Force Fatting wouldnt bother me. Its the fact that the animal is made Anemic for the benefit of .....Our eyes! The sole purpose that veal is not fed iron is because they want the meat to be a white color. That is just plain wrong! and definitely not what G-d intended.
Posted By Harvey Kirsh, Chicago, IL

Posted: June 24, 2008
Chaim, please!!!
OK, let's give Chaim his due.

It is true that, when we are about to eat, we must have the intention that the food will thereby strengthen us to serve Gd, and that the soul of the animal will be lifted up. This reduces the animality of the act of eating, especially if the food is meat. It actually does transform the eating experience. For one thing, we feel less need to stuff ourselves, we feel satisfied with far less quantity. That is all to the good.

However, this hardly justifies the amount of meat slaughtered every day, and even less does it justify making veal sick.
Posted By Susan

Posted: June 24, 2008
Veal
Yes, it should be traif.

Causing an animal to have constant diarrhea is cruel.
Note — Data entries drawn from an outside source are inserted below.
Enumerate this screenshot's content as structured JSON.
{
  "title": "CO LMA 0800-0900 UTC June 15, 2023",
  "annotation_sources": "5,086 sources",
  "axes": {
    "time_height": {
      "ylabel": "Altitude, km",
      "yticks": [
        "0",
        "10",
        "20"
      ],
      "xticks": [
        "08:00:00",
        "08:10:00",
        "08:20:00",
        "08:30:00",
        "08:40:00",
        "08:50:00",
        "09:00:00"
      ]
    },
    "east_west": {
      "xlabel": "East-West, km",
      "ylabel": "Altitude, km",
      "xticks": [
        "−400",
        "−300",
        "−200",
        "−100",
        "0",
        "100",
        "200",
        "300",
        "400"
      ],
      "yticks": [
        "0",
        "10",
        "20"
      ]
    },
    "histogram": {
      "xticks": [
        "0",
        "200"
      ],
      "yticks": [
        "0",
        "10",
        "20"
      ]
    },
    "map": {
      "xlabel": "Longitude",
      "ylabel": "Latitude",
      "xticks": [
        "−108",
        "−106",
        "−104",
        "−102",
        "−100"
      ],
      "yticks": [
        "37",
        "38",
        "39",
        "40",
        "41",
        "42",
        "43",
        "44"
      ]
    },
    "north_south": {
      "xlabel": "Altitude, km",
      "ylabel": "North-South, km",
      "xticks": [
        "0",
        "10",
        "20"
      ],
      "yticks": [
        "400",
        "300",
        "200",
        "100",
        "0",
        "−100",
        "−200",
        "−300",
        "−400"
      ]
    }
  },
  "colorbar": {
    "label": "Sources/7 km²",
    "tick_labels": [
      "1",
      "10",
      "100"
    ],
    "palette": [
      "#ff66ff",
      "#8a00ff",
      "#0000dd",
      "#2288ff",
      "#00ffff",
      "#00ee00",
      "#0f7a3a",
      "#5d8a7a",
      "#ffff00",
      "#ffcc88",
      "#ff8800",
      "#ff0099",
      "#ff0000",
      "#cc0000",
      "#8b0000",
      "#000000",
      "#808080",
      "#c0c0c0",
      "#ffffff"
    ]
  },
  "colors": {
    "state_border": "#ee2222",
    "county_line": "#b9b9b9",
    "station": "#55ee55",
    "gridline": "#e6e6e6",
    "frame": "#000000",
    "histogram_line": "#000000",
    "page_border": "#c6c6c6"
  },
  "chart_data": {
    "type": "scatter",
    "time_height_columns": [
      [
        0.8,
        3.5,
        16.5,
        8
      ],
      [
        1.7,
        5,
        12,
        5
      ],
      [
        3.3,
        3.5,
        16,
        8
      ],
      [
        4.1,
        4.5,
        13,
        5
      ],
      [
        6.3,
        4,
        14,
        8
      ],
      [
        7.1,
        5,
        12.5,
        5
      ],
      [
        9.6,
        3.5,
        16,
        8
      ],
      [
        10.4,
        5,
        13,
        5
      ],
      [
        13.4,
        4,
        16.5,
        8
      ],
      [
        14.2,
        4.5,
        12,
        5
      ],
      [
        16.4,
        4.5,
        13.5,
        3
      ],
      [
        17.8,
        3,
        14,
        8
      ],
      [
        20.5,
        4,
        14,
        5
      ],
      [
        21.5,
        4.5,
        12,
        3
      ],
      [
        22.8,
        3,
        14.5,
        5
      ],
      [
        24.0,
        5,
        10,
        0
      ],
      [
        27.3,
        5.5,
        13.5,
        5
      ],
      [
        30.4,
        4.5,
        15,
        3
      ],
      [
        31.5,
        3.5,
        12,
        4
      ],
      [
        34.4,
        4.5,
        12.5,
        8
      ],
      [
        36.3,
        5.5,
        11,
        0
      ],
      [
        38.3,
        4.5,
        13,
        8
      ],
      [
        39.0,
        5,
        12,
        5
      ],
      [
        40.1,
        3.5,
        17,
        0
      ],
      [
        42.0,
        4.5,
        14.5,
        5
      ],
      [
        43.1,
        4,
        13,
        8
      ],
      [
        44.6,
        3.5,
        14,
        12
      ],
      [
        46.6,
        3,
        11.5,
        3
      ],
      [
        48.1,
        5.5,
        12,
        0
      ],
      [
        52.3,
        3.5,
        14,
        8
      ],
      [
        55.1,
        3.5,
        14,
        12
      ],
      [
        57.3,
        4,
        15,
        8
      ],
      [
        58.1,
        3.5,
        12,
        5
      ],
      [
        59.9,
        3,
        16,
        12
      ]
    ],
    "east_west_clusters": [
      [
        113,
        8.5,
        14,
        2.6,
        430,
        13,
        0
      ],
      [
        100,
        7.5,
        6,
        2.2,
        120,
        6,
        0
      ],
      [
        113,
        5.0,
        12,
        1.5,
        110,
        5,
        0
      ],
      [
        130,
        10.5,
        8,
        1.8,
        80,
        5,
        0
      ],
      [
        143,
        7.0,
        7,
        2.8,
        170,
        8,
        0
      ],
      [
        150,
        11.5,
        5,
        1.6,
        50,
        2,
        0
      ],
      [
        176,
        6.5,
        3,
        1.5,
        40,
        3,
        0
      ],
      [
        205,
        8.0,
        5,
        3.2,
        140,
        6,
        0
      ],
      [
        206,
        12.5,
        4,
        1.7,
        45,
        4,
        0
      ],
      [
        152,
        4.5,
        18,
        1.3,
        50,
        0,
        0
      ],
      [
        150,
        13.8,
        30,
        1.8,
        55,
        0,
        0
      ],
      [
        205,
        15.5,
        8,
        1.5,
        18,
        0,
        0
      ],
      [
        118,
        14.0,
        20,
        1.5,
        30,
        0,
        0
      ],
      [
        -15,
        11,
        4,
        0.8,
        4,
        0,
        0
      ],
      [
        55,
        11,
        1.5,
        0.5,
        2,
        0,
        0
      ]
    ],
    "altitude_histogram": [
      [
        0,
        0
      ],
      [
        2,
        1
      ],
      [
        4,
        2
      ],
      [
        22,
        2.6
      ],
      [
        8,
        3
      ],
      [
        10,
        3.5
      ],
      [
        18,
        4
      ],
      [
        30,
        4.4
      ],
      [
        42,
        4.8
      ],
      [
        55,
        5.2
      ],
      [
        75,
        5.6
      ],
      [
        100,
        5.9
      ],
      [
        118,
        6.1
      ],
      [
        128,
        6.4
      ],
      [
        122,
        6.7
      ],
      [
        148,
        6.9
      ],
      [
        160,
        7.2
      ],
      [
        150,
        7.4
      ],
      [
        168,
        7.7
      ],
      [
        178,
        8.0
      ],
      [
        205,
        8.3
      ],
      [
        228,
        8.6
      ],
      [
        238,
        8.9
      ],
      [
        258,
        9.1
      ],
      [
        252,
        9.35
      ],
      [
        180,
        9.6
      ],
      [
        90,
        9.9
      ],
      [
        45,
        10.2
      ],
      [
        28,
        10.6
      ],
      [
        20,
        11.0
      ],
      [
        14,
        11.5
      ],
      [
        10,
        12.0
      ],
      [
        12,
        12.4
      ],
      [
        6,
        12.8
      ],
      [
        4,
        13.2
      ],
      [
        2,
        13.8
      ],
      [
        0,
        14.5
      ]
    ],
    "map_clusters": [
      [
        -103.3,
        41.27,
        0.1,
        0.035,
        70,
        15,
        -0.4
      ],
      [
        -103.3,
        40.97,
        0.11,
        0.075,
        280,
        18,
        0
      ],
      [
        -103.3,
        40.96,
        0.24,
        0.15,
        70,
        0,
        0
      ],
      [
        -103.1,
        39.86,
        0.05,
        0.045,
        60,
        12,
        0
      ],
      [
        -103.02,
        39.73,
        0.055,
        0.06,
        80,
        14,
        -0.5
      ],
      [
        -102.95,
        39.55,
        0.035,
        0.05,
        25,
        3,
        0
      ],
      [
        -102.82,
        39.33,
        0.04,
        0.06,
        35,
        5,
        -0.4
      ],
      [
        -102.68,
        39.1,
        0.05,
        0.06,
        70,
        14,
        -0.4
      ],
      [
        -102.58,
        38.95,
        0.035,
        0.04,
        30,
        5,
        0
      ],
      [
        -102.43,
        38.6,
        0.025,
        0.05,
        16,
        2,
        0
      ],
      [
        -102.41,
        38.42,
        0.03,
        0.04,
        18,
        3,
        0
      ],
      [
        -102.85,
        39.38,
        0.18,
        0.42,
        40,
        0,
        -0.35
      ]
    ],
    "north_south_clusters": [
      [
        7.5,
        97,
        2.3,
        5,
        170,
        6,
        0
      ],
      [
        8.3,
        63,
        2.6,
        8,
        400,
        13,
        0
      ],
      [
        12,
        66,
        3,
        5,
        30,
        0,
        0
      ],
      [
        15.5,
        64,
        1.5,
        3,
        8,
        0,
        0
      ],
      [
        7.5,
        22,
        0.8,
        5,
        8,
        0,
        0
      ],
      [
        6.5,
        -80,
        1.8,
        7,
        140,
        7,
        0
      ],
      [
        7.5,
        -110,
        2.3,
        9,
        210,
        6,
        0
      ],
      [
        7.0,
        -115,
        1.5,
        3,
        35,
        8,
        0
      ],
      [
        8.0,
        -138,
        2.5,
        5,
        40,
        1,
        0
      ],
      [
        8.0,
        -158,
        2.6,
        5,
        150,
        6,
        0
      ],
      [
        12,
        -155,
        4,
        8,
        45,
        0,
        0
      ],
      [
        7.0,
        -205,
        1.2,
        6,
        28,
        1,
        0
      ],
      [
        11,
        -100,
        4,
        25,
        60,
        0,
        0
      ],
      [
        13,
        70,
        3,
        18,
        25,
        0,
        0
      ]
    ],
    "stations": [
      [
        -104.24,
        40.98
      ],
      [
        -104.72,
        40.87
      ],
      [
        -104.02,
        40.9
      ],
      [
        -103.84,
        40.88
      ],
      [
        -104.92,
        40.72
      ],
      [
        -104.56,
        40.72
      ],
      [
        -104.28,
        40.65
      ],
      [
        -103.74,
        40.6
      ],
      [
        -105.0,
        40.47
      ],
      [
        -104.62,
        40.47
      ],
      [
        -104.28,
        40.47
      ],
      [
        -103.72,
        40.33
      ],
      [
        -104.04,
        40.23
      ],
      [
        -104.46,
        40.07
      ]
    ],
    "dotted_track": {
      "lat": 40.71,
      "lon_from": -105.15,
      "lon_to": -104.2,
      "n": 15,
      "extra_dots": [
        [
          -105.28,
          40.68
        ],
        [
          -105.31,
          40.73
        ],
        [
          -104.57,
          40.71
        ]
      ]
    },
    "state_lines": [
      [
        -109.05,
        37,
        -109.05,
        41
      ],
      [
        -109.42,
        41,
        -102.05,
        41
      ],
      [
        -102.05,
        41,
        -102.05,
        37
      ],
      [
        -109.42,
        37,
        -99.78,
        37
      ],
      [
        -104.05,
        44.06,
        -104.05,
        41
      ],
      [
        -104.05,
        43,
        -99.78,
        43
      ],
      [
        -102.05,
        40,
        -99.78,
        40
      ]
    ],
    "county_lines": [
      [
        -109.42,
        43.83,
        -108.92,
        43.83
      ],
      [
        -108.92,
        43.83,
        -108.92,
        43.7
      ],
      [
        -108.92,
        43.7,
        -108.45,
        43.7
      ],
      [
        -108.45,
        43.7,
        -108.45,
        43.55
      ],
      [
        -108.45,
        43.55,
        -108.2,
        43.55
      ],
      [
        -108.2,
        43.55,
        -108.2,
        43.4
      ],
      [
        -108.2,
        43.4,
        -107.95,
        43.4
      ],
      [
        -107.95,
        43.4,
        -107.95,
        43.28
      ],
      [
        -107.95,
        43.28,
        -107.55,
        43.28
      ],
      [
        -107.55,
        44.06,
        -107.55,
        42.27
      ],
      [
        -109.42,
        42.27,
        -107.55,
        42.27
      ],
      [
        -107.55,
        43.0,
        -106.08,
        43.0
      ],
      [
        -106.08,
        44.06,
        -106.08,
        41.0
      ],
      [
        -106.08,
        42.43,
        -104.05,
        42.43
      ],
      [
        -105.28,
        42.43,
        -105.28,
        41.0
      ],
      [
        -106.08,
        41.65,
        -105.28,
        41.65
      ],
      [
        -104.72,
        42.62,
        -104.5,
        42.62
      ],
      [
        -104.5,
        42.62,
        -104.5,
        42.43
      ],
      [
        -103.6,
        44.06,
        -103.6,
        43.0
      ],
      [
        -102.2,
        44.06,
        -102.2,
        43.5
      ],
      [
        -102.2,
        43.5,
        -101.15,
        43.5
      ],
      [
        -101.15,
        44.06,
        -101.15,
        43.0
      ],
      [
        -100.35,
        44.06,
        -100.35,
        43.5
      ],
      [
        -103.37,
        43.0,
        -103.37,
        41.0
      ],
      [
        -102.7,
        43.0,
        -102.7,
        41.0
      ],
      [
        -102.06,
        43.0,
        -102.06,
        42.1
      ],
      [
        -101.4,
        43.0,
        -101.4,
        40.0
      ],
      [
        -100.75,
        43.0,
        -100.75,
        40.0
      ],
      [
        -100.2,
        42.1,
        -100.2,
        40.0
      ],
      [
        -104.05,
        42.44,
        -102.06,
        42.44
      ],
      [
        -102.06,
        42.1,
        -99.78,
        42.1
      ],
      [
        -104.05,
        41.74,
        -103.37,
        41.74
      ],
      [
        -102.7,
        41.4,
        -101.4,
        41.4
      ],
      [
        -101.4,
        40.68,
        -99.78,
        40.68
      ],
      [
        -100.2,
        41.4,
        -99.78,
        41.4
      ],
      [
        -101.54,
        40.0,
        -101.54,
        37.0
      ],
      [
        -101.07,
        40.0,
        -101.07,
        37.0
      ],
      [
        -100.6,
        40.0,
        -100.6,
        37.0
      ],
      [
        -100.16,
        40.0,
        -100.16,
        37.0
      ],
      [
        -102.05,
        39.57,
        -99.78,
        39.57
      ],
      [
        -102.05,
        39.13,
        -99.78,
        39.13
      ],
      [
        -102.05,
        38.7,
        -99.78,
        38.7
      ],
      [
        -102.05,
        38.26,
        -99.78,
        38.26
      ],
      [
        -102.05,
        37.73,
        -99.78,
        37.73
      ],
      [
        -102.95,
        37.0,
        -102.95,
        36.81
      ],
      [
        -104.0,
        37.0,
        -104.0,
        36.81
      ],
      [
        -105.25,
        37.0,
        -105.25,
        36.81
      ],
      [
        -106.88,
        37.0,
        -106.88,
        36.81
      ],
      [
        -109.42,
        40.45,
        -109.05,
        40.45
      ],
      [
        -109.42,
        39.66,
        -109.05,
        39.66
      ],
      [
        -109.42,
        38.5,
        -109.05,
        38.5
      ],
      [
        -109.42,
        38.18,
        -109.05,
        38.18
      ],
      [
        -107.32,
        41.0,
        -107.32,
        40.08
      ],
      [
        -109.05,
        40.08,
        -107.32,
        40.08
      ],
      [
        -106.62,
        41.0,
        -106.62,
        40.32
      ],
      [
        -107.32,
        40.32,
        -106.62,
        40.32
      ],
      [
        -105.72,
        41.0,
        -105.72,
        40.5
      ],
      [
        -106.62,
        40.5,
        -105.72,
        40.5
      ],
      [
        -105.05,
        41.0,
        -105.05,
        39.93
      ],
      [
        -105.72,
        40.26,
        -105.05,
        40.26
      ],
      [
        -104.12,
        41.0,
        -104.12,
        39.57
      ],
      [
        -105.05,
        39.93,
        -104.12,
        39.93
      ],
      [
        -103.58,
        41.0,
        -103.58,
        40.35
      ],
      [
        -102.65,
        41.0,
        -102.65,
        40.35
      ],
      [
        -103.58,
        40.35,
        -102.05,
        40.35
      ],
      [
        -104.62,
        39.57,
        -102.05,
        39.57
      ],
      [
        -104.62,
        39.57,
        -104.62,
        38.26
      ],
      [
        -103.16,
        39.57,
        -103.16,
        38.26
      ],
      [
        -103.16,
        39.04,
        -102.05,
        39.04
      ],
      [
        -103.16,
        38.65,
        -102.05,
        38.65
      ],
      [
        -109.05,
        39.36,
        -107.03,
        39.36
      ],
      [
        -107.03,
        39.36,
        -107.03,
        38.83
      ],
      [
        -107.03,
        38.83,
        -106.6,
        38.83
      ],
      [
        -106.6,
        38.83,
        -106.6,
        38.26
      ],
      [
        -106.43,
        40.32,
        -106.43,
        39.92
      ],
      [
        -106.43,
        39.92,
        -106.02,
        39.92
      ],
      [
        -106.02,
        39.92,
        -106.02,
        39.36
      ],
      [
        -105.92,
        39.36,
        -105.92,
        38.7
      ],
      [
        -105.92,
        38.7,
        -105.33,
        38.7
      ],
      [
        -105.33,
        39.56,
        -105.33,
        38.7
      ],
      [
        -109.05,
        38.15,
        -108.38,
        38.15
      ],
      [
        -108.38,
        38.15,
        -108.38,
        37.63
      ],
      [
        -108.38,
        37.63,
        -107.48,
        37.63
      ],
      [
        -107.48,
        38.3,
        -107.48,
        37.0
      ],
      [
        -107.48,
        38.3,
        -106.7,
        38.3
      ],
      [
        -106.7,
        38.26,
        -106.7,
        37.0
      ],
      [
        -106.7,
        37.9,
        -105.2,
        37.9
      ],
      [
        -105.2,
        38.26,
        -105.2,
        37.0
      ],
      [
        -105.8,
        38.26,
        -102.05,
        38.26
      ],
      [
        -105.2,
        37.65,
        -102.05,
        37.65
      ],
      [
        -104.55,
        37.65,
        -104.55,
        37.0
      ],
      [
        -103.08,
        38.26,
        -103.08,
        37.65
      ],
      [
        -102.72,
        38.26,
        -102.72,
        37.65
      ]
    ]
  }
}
It makes the animal sick. It probably is not healthy for the human who eats it.

Why is pate de foi gras traif? Because the animal is forced to eat something that makes it sick.

Similarly, a calf forced to eat something that makes it sick should also be traif.

Sick animals in general are traif, so why not sick calves?

There is no excuse to continue slaughtering sick calves as "kosher" animals!!!

Rabbi, what can be done to instigate the refusal to certify sick calves as kosher? This is a serious matter. Every time I see the veal on the kosher shelf it is upsetting. I've abstained for 20 years, and it's still there. We must do something.